Doppelgänger "Du bist mein Sklave"

Latif Yahia und Uday, der älteste Sohn Saddam Husseins, gingen in eine Klasse der Bagdader High School. Als sie erwachsen sind, bittet Udai seinen Freund, sein Doppelgänger zu werden. Der Wunsch ist wie ein Todesurteil.

Latif ist geschockt. "Ich will, dass du mein Fidai wirst!", sagt Uday. Latif Yahia ist mit Uday, dem ältesten Sohn Saddam Husseins, in eine Klasse der Bagdader High School gegangen. Er ist inzwischen bei der Armee, im Kampf gegen den Iran. Von dort hat ihn Uday nach Bagdad in den Präsidentenpalast beordert. Sein Wunsch ist wie ein Todesurteil, schlimmer noch: eine Hinrichtung bei lebendigem Leib. Ein Fidai ist in der arabischen Kultur ein Leibeigener, der bereit ist, seinem Herrn das Leben zu geben. Doch Latif möchte nicht für diesen Mann einspringen, dessen Grausamkeit legendär ist. Er lehnt ab.
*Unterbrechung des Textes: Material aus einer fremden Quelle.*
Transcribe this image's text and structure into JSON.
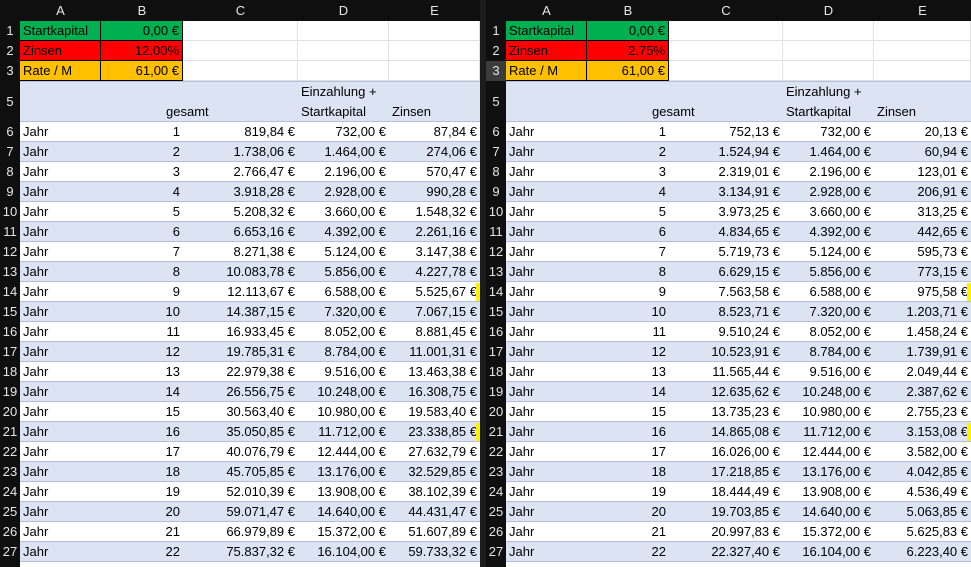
{
  "colors": {
    "green": "#00b050",
    "red": "#ff0000",
    "orange": "#ffc000",
    "band": "#dce3f2",
    "white": "#ffffff",
    "header_bg": "#0f0f0f",
    "marker": "#fff200"
  },
  "columns": [
    "A",
    "B",
    "C",
    "D",
    "E"
  ],
  "left": {
    "params": [
      {
        "row": "1",
        "label": "Startkapital",
        "value": "0,00 €",
        "color": "green"
      },
      {
        "row": "2",
        "label": "Zinsen",
        "value": "12,00%",
        "color": "red"
      },
      {
        "row": "3",
        "label": "Rate / M",
        "value": "61,00 €",
        "color": "orange"
      }
    ],
    "header_row": "5",
    "headers": {
      "gesamt": "gesamt",
      "einzahlung_line1": "Einzahlung +",
      "einzahlung_line2": "Startkapital",
      "zinsen": "Zinsen"
    },
    "rows": [
      {
        "r": "6",
        "a": "Jahr",
        "b": "1",
        "c": "819,84 €",
        "d": "732,00 €",
        "e": "87,84 €"
      },
      {
        "r": "7",
        "a": "Jahr",
        "b": "2",
        "c": "1.738,06 €",
        "d": "1.464,00 €",
        "e": "274,06 €"
      },
      {
        "r": "8",
        "a": "Jahr",
        "b": "3",
        "c": "2.766,47 €",
        "d": "2.196,00 €",
        "e": "570,47 €"
      },
      {
        "r": "9",
        "a": "Jahr",
        "b": "4",
        "c": "3.918,28 €",
        "d": "2.928,00 €",
        "e": "990,28 €"
      },
      {
        "r": "10",
        "a": "Jahr",
        "b": "5",
        "c": "5.208,32 €",
        "d": "3.660,00 €",
        "e": "1.548,32 €"
      },
      {
        "r": "11",
        "a": "Jahr",
        "b": "6",
        "c": "6.653,16 €",
        "d": "4.392,00 €",
        "e": "2.261,16 €"
      },
      {
        "r": "12",
        "a": "Jahr",
        "b": "7",
        "c": "8.271,38 €",
        "d": "5.124,00 €",
        "e": "3.147,38 €"
      },
      {
        "r": "13",
        "a": "Jahr",
        "b": "8",
        "c": "10.083,78 €",
        "d": "5.856,00 €",
        "e": "4.227,78 €"
      },
      {
        "r": "14",
        "a": "Jahr",
        "b": "9",
        "c": "12.113,67 €",
        "d": "6.588,00 €",
        "e": "5.525,67 €"
      },
      {
        "r": "15",
        "a": "Jahr",
        "b": "10",
        "c": "14.387,15 €",
        "d": "7.320,00 €",
        "e": "7.067,15 €"
      },
      {
        "r": "16",
        "a": "Jahr",
        "b": "11",
        "c": "16.933,45 €",
        "d": "8.052,00 €",
        "e": "8.881,45 €"
      },
      {
        "r": "17",
        "a": "Jahr",
        "b": "12",
        "c": "19.785,31 €",
        "d": "8.784,00 €",
        "e": "11.001,31 €"
      },
      {
        "r": "18",
        "a": "Jahr",
        "b": "13",
        "c": "22.979,38 €",
        "d": "9.516,00 €",
        "e": "13.463,38 €"
      },
      {
        "r": "19",
        "a": "Jahr",
        "b": "14",
        "c": "26.556,75 €",
        "d": "10.248,00 €",
        "e": "16.308,75 €"
      },
      {
        "r": "20",
        "a": "Jahr",
        "b": "15",
        "c": "30.563,40 €",
        "d": "10.980,00 €",
        "e": "19.583,40 €"
      },
      {
        "r": "21",
        "a": "Jahr",
        "b": "16",
        "c": "35.050,85 €",
        "d": "11.712,00 €",
        "e": "23.338,85 €"
      },
      {
        "r": "22",
        "a": "Jahr",
        "b": "17",
        "c": "40.076,79 €",
        "d": "12.444,00 €",
        "e": "27.632,79 €"
      },
      {
        "r": "23",
        "a": "Jahr",
        "b": "18",
        "c": "45.705,85 €",
        "d": "13.176,00 €",
        "e": "32.529,85 €"
      },
      {
        "r": "24",
        "a": "Jahr",
        "b": "19",
        "c": "52.010,39 €",
        "d": "13.908,00 €",
        "e": "38.102,39 €"
      },
      {
        "r": "25",
        "a": "Jahr",
        "b": "20",
        "c": "59.071,47 €",
        "d": "14.640,00 €",
        "e": "44.431,47 €"
      },
      {
        "r": "26",
        "a": "Jahr",
        "b": "21",
        "c": "66.979,89 €",
        "d": "15.372,00 €",
        "e": "51.607,89 €"
      },
      {
        "r": "27",
        "a": "Jahr",
        "b": "22",
        "c": "75.837,32 €",
        "d": "16.104,00 €",
        "e": "59.733,32 €"
      }
    ]
  },
  "right": {
    "params": [
      {
        "row": "1",
        "label": "Startkapital",
        "value": "0,00 €",
        "color": "green"
      },
      {
        "row": "2",
        "label": "Zinsen",
        "value": "2,75%",
        "color": "red"
      },
      {
        "row": "3",
        "label": "Rate / M",
        "value": "61,00 €",
        "color": "orange"
      }
    ],
    "header_row": "5",
    "headers": {
      "gesamt": "gesamt",
      "einzahlung_line1": "Einzahlung +",
      "einzahlung_line2": "Startkapital",
      "zinsen": "Zinsen"
    },
    "rows": [
      {
        "r": "6",
        "a": "Jahr",
        "b": "1",
        "c": "752,13 €",
        "d": "732,00 €",
        "e": "20,13 €"
      },
      {
        "r": "7",
        "a": "Jahr",
        "b": "2",
        "c": "1.524,94 €",
        "d": "1.464,00 €",
        "e": "60,94 €"
      },
      {
        "r": "8",
        "a": "Jahr",
        "b": "3",
        "c": "2.319,01 €",
        "d": "2.196,00 €",
        "e": "123,01 €"
      },
      {
        "r": "9",
        "a": "Jahr",
        "b": "4",
        "c": "3.134,91 €",
        "d": "2.928,00 €",
        "e": "206,91 €"
      },
      {
        "r": "10",
        "a": "Jahr",
        "b": "5",
        "c": "3.973,25 €",
        "d": "3.660,00 €",
        "e": "313,25 €"
      },
      {
        "r": "11",
        "a": "Jahr",
        "b": "6",
        "c": "4.834,65 €",
        "d": "4.392,00 €",
        "e": "442,65 €"
      },
      {
        "r": "12",
        "a": "Jahr",
        "b": "7",
        "c": "5.719,73 €",
        "d": "5.124,00 €",
        "e": "595,73 €"
      },
      {
        "r": "13",
        "a": "Jahr",
        "b": "8",
        "c": "6.629,15 €",
        "d": "5.856,00 €",
        "e": "773,15 €"
      },
      {
        "r": "14",
        "a": "Jahr",
        "b": "9",
        "c": "7.563,58 €",
        "d": "6.588,00 €",
        "e": "975,58 €"
      },
      {
        "r": "15",
        "a": "Jahr",
        "b": "10",
        "c": "8.523,71 €",
        "d": "7.320,00 €",
        "e": "1.203,71 €"
      },
      {
        "r": "16",
        "a": "Jahr",
        "b": "11",
        "c": "9.510,24 €",
        "d": "8.052,00 €",
        "e": "1.458,24 €"
      },
      {
        "r": "17",
        "a": "Jahr",
        "b": "12",
        "c": "10.523,91 €",
        "d": "8.784,00 €",
        "e": "1.739,91 €"
      },
      {
        "r": "18",
        "a": "Jahr",
        "b": "13",
        "c": "11.565,44 €",
        "d": "9.516,00 €",
        "e": "2.049,44 €"
      },
      {
        "r": "19",
        "a": "Jahr",
        "b": "14",
        "c": "12.635,62 €",
        "d": "10.248,00 €",
        "e": "2.387,62 €"
      },
      {
        "r": "20",
        "a": "Jahr",
        "b": "15",
        "c": "13.735,23 €",
        "d": "10.980,00 €",
        "e": "2.755,23 €"
      },
      {
        "r": "21",
        "a": "Jahr",
        "b": "16",
        "c": "14.865,08 €",
        "d": "11.712,00 €",
        "e": "3.153,08 €"
      },
      {
        "r": "22",
        "a": "Jahr",
        "b": "17",
        "c": "16.026,00 €",
        "d": "12.444,00 €",
        "e": "3.582,00 €"
      },
      {
        "r": "23",
        "a": "Jahr",
        "b": "18",
        "c": "17.218,85 €",
        "d": "13.176,00 €",
        "e": "4.042,85 €"
      },
      {
        "r": "24",
        "a": "Jahr",
        "b": "19",
        "c": "18.444,49 €",
        "d": "13.908,00 €",
        "e": "4.536,49 €"
      },
      {
        "r": "25",
        "a": "Jahr",
        "b": "20",
        "c": "19.703,85 €",
        "d": "14.640,00 €",
        "e": "5.063,85 €"
      },
      {
        "r": "26",
        "a": "Jahr",
        "b": "21",
        "c": "20.997,83 €",
        "d": "15.372,00 €",
        "e": "5.625,83 €"
      },
      {
        "r": "27",
        "a": "Jahr",
        "b": "22",
        "c": "22.327,40 €",
        "d": "16.104,00 €",
        "e": "6.223,40 €"
      }
    ]
  }
}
Uday lässt ihn in einen Raum werfen

, kaum größer als ein Schrank. Dort liegt er im eigenen Kot und Urin, bricht nach sieben Tagen zusammen. Er gibt jeden Widerstand auf. Seine Schneidezähne werden abgeschliffen. Ihm werden neue, leicht vorstehende Kronen eingesetzt. Er eignet sich die lispelnde Aussprache Udays an, lernt dessen Körpersprache. Stundenlang schaut er Videos mit Uday, bekommt Schläge mit dem Elektrokabel, wenn der wieder mal ausrastet, weil Latif die Hand nicht perfekt gehalten hat.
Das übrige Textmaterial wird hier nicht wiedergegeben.